Text Parsing

T

Tyro

Agreed. I've been massaging computer data for over 40 years. In this case,
it's best to go back to square 1.
 
R

Ron Rosenfeld

It seems like this ought to be easy, but I'm stumped.

I received several thousand address records in the following format--all in
one column of an Excel worksheet:

Smith, John & Mary 123 Main St Chicago, IL 60601
Williams, Bill & Cindy 45 54th Drive Madison, WI 51375

I need to parse these into:

Last Name
First Name(s)
Street Address
City
State
Zip

I can get the last name using =LEFT(B2, FIND(",",B2)-1) and the Zip using
=RIGHT(B2,5) but I can't come up with a way to get the other fields. A quick
scan of the records shows all the street addresses seem to start with a
number, and there are no numbers in any of the first names, so it seems like
if I can find the first number reading from the left, I could grab the first
names, but neither FIND nor SEARCH seem to work.
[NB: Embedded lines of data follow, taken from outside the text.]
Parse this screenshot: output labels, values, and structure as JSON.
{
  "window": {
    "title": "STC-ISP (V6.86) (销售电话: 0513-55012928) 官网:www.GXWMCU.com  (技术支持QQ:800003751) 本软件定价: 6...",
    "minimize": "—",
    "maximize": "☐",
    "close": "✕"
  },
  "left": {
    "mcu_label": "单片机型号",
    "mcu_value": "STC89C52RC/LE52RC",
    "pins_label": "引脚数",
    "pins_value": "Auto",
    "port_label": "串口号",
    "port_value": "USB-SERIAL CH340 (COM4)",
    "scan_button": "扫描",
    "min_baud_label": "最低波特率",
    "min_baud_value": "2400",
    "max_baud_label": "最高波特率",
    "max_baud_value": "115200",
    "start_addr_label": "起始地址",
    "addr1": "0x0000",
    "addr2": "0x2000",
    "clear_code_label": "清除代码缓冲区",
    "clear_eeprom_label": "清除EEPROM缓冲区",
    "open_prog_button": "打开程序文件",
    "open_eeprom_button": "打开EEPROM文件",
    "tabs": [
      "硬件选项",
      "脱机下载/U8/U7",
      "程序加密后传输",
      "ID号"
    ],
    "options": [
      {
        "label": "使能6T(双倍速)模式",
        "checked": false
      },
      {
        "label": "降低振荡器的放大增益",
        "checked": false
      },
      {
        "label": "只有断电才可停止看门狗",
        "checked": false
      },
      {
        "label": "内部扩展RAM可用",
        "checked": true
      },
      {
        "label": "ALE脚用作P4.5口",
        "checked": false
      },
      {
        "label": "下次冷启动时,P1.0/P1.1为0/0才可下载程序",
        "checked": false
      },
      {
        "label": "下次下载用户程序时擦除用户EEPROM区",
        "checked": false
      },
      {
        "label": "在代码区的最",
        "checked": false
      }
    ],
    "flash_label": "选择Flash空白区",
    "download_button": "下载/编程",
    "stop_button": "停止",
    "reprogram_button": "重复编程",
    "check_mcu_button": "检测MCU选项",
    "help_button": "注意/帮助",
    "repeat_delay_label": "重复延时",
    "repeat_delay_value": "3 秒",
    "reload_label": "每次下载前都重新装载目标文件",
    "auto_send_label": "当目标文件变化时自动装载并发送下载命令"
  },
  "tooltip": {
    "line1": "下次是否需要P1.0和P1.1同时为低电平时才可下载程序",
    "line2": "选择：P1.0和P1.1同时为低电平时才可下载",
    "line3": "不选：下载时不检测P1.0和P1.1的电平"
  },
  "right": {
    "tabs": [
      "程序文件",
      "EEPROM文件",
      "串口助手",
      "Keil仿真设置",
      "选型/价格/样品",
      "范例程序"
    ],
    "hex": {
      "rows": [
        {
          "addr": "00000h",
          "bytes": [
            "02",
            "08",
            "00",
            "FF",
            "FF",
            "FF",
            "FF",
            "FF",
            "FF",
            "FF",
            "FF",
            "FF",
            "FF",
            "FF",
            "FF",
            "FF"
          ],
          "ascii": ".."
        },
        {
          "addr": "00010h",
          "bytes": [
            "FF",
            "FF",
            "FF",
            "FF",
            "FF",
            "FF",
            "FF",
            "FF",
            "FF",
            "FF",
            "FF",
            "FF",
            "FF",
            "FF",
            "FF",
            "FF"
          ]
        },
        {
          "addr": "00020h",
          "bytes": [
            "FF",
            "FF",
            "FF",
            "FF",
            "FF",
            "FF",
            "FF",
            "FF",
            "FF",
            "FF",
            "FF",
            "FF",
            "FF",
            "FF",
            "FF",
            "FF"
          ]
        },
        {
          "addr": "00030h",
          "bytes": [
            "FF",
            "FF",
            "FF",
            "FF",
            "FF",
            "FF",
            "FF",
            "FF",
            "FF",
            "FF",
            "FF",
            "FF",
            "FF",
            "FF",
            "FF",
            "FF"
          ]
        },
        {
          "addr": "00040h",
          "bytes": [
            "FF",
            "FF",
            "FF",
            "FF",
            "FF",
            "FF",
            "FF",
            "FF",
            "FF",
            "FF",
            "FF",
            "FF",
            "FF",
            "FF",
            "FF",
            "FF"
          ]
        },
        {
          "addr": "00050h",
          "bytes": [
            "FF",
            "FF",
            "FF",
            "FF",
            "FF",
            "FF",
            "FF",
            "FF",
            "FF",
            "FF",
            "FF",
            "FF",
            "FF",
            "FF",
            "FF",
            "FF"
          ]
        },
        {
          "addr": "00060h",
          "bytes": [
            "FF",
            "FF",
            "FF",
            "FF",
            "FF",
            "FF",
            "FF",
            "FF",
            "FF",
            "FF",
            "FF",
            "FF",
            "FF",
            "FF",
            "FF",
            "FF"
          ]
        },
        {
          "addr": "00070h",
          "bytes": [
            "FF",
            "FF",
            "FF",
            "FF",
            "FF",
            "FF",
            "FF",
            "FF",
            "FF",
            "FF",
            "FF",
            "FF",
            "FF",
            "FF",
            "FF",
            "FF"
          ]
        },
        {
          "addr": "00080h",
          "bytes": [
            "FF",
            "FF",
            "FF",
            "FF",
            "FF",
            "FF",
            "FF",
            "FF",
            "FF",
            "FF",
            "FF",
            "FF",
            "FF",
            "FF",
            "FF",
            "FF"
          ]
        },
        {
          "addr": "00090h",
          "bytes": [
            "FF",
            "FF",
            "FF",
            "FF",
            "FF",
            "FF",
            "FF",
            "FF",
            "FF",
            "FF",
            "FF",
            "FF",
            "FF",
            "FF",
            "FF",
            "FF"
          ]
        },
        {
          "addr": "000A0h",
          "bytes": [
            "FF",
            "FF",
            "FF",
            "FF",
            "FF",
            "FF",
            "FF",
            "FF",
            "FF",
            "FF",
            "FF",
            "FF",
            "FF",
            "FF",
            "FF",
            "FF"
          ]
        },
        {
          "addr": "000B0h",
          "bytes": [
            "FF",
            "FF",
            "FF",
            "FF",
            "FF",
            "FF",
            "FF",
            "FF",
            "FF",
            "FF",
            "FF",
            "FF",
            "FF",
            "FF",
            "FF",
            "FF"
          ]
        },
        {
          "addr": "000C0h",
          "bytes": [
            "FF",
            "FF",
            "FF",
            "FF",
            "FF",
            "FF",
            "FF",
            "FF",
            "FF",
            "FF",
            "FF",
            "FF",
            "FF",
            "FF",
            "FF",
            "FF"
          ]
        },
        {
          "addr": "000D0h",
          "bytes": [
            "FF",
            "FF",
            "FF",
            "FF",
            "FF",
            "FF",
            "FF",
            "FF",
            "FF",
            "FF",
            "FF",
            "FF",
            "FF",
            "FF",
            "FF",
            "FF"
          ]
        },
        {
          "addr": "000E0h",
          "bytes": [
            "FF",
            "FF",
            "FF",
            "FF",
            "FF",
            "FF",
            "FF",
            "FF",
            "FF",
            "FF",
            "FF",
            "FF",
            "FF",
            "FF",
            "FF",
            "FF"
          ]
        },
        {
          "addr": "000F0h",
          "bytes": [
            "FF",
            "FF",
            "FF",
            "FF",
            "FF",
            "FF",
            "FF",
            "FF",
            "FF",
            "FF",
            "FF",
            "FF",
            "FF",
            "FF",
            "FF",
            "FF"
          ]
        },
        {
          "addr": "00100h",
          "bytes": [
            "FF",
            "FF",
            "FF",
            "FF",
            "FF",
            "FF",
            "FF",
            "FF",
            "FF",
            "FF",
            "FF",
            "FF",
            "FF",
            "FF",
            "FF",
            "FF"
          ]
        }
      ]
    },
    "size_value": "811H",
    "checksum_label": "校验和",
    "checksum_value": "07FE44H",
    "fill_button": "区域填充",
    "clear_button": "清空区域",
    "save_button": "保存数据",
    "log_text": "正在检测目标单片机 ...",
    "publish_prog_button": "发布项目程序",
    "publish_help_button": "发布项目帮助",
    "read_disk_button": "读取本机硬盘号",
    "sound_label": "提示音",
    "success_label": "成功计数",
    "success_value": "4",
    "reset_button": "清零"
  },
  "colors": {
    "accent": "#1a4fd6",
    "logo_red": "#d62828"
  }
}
I'm using Excel 2007.

Could anyone point me to a possible approach. Seems as if this is something
others must have solved many times before.

Many thanks,
Tom K

If your layout is always in the same format, and in particular if there are
only single first names, then this can be done using Regular Expressions.

The main problem is to differentiate the first name(s) from the beginning of
the address. The rule that I used in the example below is this pattern:

<comma><space>
<word>
then, optionally:
<space>
ampersand (&)
<space>
<word>

But this will fail if you have a "double" first name. For example:

Smith, Mary Jane 47 Edgecomb rd. ...

If that is the case, we would need to come up with a different rule. But try
this, anyway, and see if it works.

If your addresses always start with a number, we could incorporate that as a
rule and get around the issue of double first names.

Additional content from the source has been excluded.